Я с недавних пор замечаю у себя слабость к автобиографиям. Никакая фантастика не захватывает меня так сильно, как самое сухое описание живой истории, к которой был причастен автор. Только о близких людях мы знаем так много, сколько знаем об авторах автобиографий, они нам почти родственники. И вдруг на тебе, выясняется, что этот мой почти родной дядюшка Константин Георгиевич, оказывается, близко знал Бабеля. А уж к автобиографии Паустовского я был подготовлен несколькими книгами воспоминаний людей, принадлежавших если и не к компании Паустовского, как Олеша, то, во всяком случае, к его кругу, как любимый мной Каверин. А Катаев и вовсе писал о тех же самых людях, о которых писал и Паустовский, включая тех же Олешу, Булгакова и Багрицкого. Эти люди мне уже настолько хорошо знакомы, что, читая «Повесть о жизни», я словно вспоминал эти события, будто при них присутствовал.
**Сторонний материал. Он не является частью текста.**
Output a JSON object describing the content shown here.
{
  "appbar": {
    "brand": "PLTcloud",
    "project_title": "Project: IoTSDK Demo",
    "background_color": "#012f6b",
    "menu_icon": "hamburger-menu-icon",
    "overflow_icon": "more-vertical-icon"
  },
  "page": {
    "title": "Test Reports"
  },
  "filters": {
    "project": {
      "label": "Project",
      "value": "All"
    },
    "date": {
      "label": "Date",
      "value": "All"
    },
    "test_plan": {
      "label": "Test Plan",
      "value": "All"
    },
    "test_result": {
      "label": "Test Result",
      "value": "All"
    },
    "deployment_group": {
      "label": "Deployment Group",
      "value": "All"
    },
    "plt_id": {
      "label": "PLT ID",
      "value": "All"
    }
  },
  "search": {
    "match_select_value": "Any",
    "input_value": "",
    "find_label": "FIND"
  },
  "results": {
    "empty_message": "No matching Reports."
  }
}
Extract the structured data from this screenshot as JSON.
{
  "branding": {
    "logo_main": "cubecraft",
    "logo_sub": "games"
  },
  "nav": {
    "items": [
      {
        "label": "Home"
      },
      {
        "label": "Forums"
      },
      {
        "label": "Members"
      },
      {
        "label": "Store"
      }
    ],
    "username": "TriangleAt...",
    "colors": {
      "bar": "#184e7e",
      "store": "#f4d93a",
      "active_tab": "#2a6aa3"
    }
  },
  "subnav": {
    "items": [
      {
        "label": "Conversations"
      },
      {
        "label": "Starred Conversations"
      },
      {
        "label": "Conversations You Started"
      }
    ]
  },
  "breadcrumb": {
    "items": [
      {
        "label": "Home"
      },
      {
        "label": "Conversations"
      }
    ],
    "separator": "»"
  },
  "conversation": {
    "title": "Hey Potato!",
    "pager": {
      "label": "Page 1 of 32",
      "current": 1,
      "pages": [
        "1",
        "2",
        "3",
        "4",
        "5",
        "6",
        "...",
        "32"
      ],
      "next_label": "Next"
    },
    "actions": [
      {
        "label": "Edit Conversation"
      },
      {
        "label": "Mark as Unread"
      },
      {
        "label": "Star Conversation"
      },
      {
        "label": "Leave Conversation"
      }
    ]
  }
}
Это ощущение усиливается до полного смешения художественной прозы с реальностью тем, что очень большую часть написанного Паустовским я готов цитировать, как свое. Я был бы готов подписаться под любым из вот этих отрывков, если бы набрался нахальства разделить их авторство с Константином Георгиевичем:

«Когда я был уже восьмиклассником, я нашел в письменном столе отца узкие полоски бумаги, исписанные его рукой. Я смог разобрать только одну фразу – о том, что несравненно тяжелее пережить несбывшееся, чем несбыточное. С тех пор слабая печаль о несбывшемся почти не оставляла меня, несмотря на мой внешне веселый характер. С тех пор меня в жизни привлекали больше всего такие случаи, обстоятельства и люди, которые оставляли ощущение промелькнувшей небылицы».

«Все, связанное с железной дорогой, до сих пор овеяно для меня поэзией путешествий, даже запах каменноугольного дыма из паровозных топок. Я с восхищением смотрел на зеленый маслянистый паровоз, когда он, все медленнее качая блестящие стальные шатуны, останавливался около водокачки и равномерно швырял в небо свистящую струю стремительного пара, как бы отдуваясь после утомительного перегона. Я представлял себе, как этот паровоз прорывался железной грудью сквозь ветры, ночь и густые леса, сквозь цветущую пустыню земли и его гудок уносился далеко от дороги, может быть, в лесную сторожку. А в этой сторожке такой же мальчик, как я, тоже представлял себе, как сквозь ночь пролетает по пустошам огненный экспресс и лисица, поджав лапу, смотрит издали на него и тявкает от непонятной тоски. А может быть, от восхищения».

«Вообще же, если отбросить этот недостаток, путеводители – увлекательные книги. Почти нет людей, которые не любили бы их читать. Еще в юности для меня и для подростков в таком же роде, как и я, каждый путеводитель был как бы бесплатным путешествием в интересные страны. Каждый путеводитель давал множество толчков воображению.

Никак нельзя было догадаться, в какие происшествия могло нас завести сухое сообщение путеводителя о том, сколько стоит поездка на извозчике по Лиссабону и нужно ли торговаться на рынке в Бриндизи.

Так вот… Стоит узнать, сколько берет извозчик в Лиссабоне, как тотчас возникнет желание нанять его и проехать по старым улицам города, политым водой, к пышному собору, а потом в порт. Там вы невзначай увидите, как ветер с океана сорвет зеленую шаль с красивой женщины, тонкой, как лилия – я не настаиваю на этом сравнении, – и унесет эту шаль в море. А женщина, смеясь, прижмет ладонями к вискам свои черные глянцевитые волосы, чтобы их не растрепывал ветер».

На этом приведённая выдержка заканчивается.